Belki de Mormon Kitabı’nı okuyordunuz ve bir ayet ruhunuza hitap etti, sanki Tanrı bu ayeti sadece sizin için oraya koymuş gibi ve sonra da bunu O’nun yaptığını fark ettiniz.

Başkalarına hizmet ederken Tanrı’nın onlara olan sevgisini hissetmiş olabilirsiniz.

Ya da belki depresyon veya kaygı nedeniyle şu anda Ruh’u hissetmekte zorlanıyorsunuz, fakat geçmişe bakıp “Rab’bin şefkatli merhametini” fark edecek değerli bir armağana ve inanca sahipsiniz.

Demek istediğim, göksel tanıklığın ışınlarını almanın birçok yolu vardır. Bunlar elbette sadece birkaçı. Çok çarpıcı olmayabilirler ama hepsi tanıklıklarımızın bir parçasını oluşturur.

Kardeşlerim, ben bir ışık sütunu görmedim ama sizin gibi ben de pek çok ilahi ışını tecrübe ettim. Yıllar boyunca, bu tür tecrübelerin kıymetini bilmeye çalıştım. Bunu yaptıkça, bu ışınları daha çok tanıdığımı ve hatırladığımı fark ediyorum. İşte kendi hayatımdan bazı örnekler. Bazıları için çok etkileyici olmayabilir ama benim için çok değerliler.

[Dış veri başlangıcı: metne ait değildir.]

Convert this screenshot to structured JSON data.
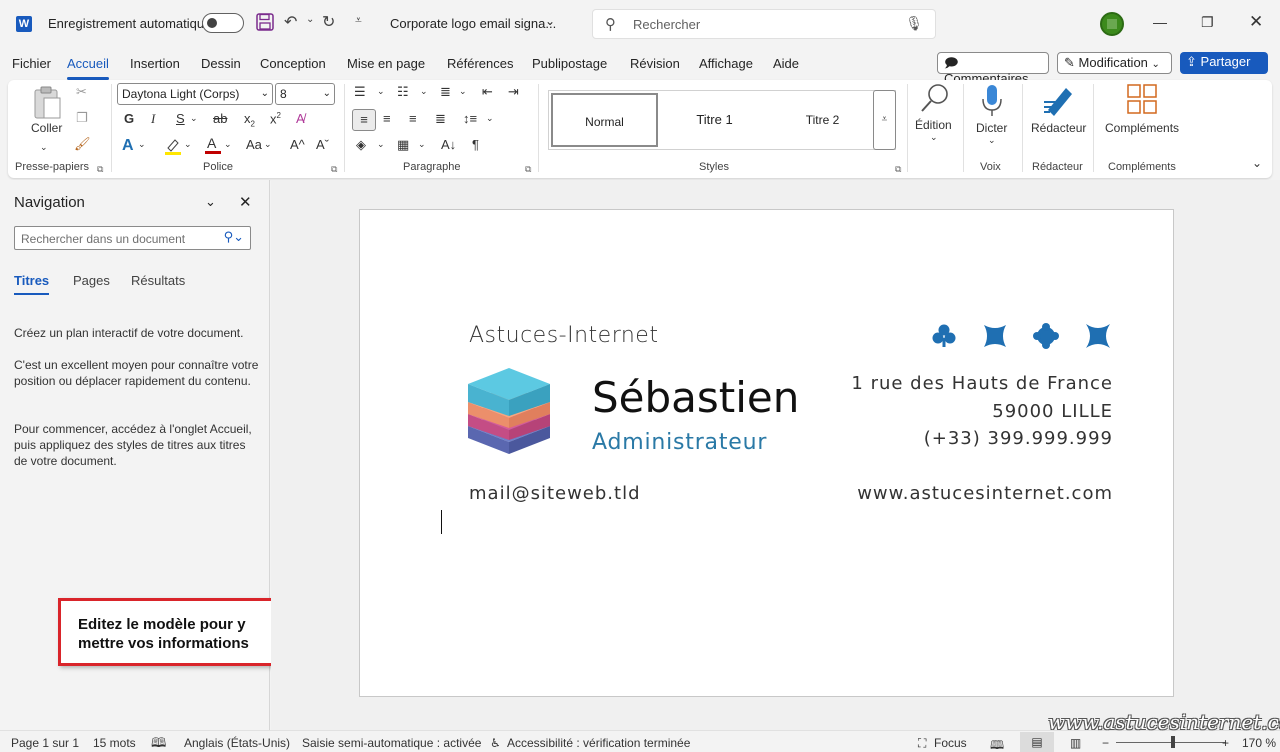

Bir vaftiz töreninde gürültücü bir genç olduğumu hatırlıyorum. Toplantı başlamak üzereyken, Ruh’un beni oturmaya ve saygılı olmaya teşvik ettiğini hissettim. Toplantının geri kalanında oturdum ve sessiz kaldım.

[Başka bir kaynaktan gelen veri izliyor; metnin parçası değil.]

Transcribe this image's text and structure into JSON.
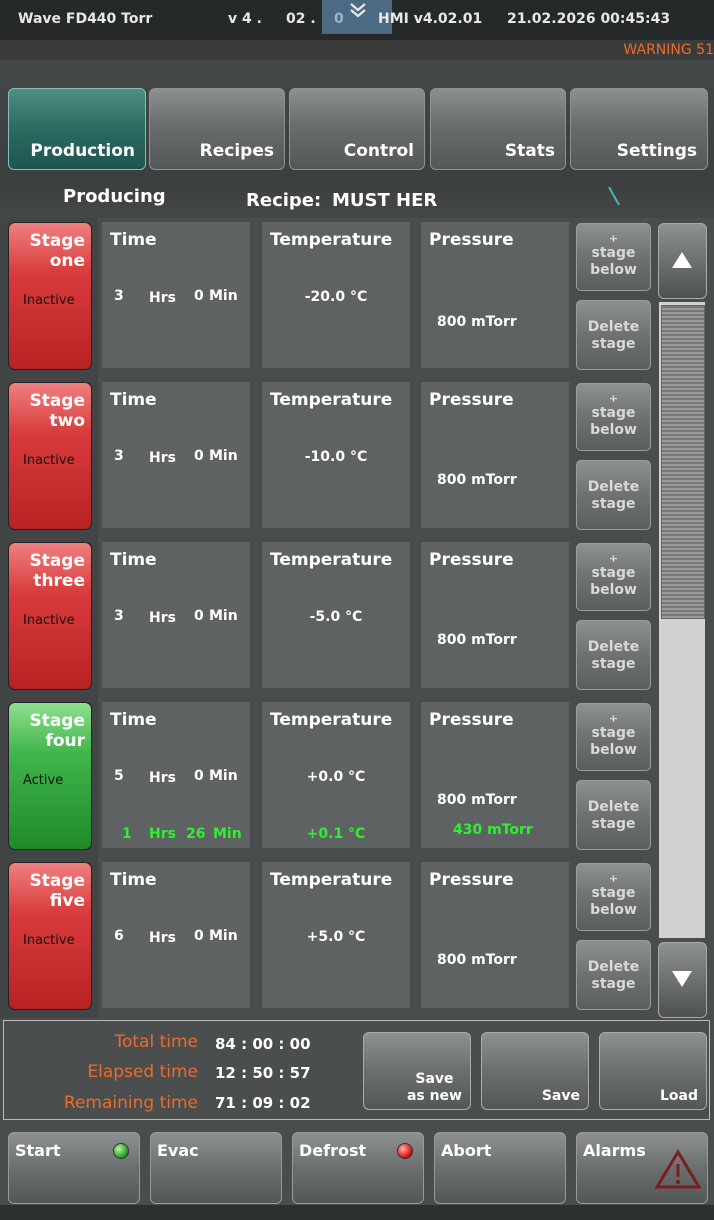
{
  "header": {
    "title": "Wave FD440 Torr",
    "version_left": "v 4 .",
    "version_mid": "02 .",
    "version_right": "0",
    "hmi": "HMI v4.02.01",
    "datetime": "21.02.2026 00:45:43",
    "warning": "WARNING 51"
  },
  "nav": {
    "tabs": [
      {
        "label": "Production"
      },
      {
        "label": "Recipes"
      },
      {
        "label": "Control"
      },
      {
        "label": "Stats"
      },
      {
        "label": "Settings"
      }
    ]
  },
  "status": {
    "mode": "Producing",
    "recipe_label": "Recipe:",
    "recipe_name": "MUST HER"
  },
  "headings": {
    "time": "Time",
    "temperature": "Temperature",
    "pressure": "Pressure"
  },
  "units": {
    "hrs": "Hrs",
    "min": "Min"
  },
  "stage_buttons": {
    "add_line1": "+",
    "add_line2": "stage",
    "add_line3": "below",
    "delete_line1": "Delete",
    "delete_line2": "stage"
  },
  "stages": [
    {
      "name_1": "Stage",
      "name_2": "one",
      "state": "Inactive",
      "hours": "3",
      "minutes": "0",
      "temperature": "-20.0 °C",
      "pressure": "800 mTorr"
    },
    {
      "name_1": "Stage",
      "name_2": "two",
      "state": "Inactive",
      "hours": "3",
      "minutes": "0",
      "temperature": "-10.0 °C",
      "pressure": "800 mTorr"
    },
    {
      "name_1": "Stage",
      "name_2": "three",
      "state": "Inactive",
      "hours": "3",
      "minutes": "0",
      "temperature": "-5.0 °C",
      "pressure": "800 mTorr"
    },
    {
      "name_1": "Stage",
      "name_2": "four",
      "state": "Active",
      "hours": "5",
      "minutes": "0",
      "temperature": "+0.0 °C",
      "pressure": "800 mTorr",
      "actual_hours": "1",
      "actual_minutes": "26",
      "actual_temperature": "+0.1 °C",
      "actual_pressure": "430 mTorr"
    },
    {
      "name_1": "Stage",
      "name_2": "five",
      "state": "Inactive",
      "hours": "6",
      "minutes": "0",
      "temperature": "+5.0 °C",
      "pressure": "800 mTorr"
    }
  ],
  "totals": {
    "total_label": "Total time",
    "total_value": "84 :  00 : 00",
    "elapsed_label": "Elapsed time",
    "elapsed_value": "12 :  50 : 57",
    "remaining_label": "Remaining time",
    "remaining_value": "71 :  09 : 02"
  },
  "actions": {
    "save_as_new_1": "Save",
    "save_as_new_2": "as new",
    "save": "Save",
    "load": "Load"
  },
  "controls": {
    "start": "Start",
    "evac": "Evac",
    "defrost": "Defrost",
    "abort": "Abort",
    "alarms": "Alarms"
  },
  "colors": {
    "active_tab": "#2a6a60",
    "stage_inactive": "#d83a3a",
    "stage_active": "#3fb54a",
    "warning_text": "#ee6a2a",
    "live_value": "#2ef02e"
  },
  "scrollbar": {
    "position": 0,
    "visible_fraction": 0.5
  }
}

Görevimden önce, tanıklığımın yeterince güçlü olmadığından korkuyordum. Ailemde hiç kimse bir görevde hizmet etmemişti ve ben de bunu yapıp yapamayacağımı bilmiyordum. İsa Mesih hakkında daha kesin bir tanıklığa sahip olmak için, umutsuzca çalışıp dua ettiğimi hatırlıyorum. Sonra bir gün, Cennetteki Baba’ya yalvarırken güçlü bir ışık ve sıcaklık duygusu hissettim. Ve biliyordum. Sadece biliyordum.

Yıllar sonra bir gece, yaşlılar kurulunda hizmet etmek üzere çağrılacağımı söyleyen “saf zeka” hissiyle uyandırıldığımı hatırlıyorum. İki hafta sonra hizmete çağrıldım.

Bir genel konferansta Oniki Havariler Kurulu’nun sevgili bir üyesinin, bir arkadaşıma duymayı ümit ettiğimi söylediğim tanıklık sözlerini birebir söylediğini hatırlıyorum.

Uzaktaki küçük bir hastanede kalbi durduktan sonra bilinçsizce solunum cihazına bağlı yatan sevgili bir arkadaşım için, yüzlerce kardeşle birlikte diz çöküp dua ettiğimi hatırlıyorum. Kalplerimizi birleştirip onun yaşaması için yalvarırken, o uyandı ve solunum cihazını kendi boğazından çıkardı. Bugün bir çadır kazığı başkanı olarak hizmet ediyor.

Ve çok erken yaşta aramızdan ayrılan ve hayatımda büyük bir boşluk bırakan sevgili bir dostum ve akıl hocamla ilgili canlı bir rüyanın ardından güçlü ruhsal duygularla uyandığımı hatırlıyorum. Gülümsüyordu ve sevinçliydi. Onun iyi olduğunu biliyordum.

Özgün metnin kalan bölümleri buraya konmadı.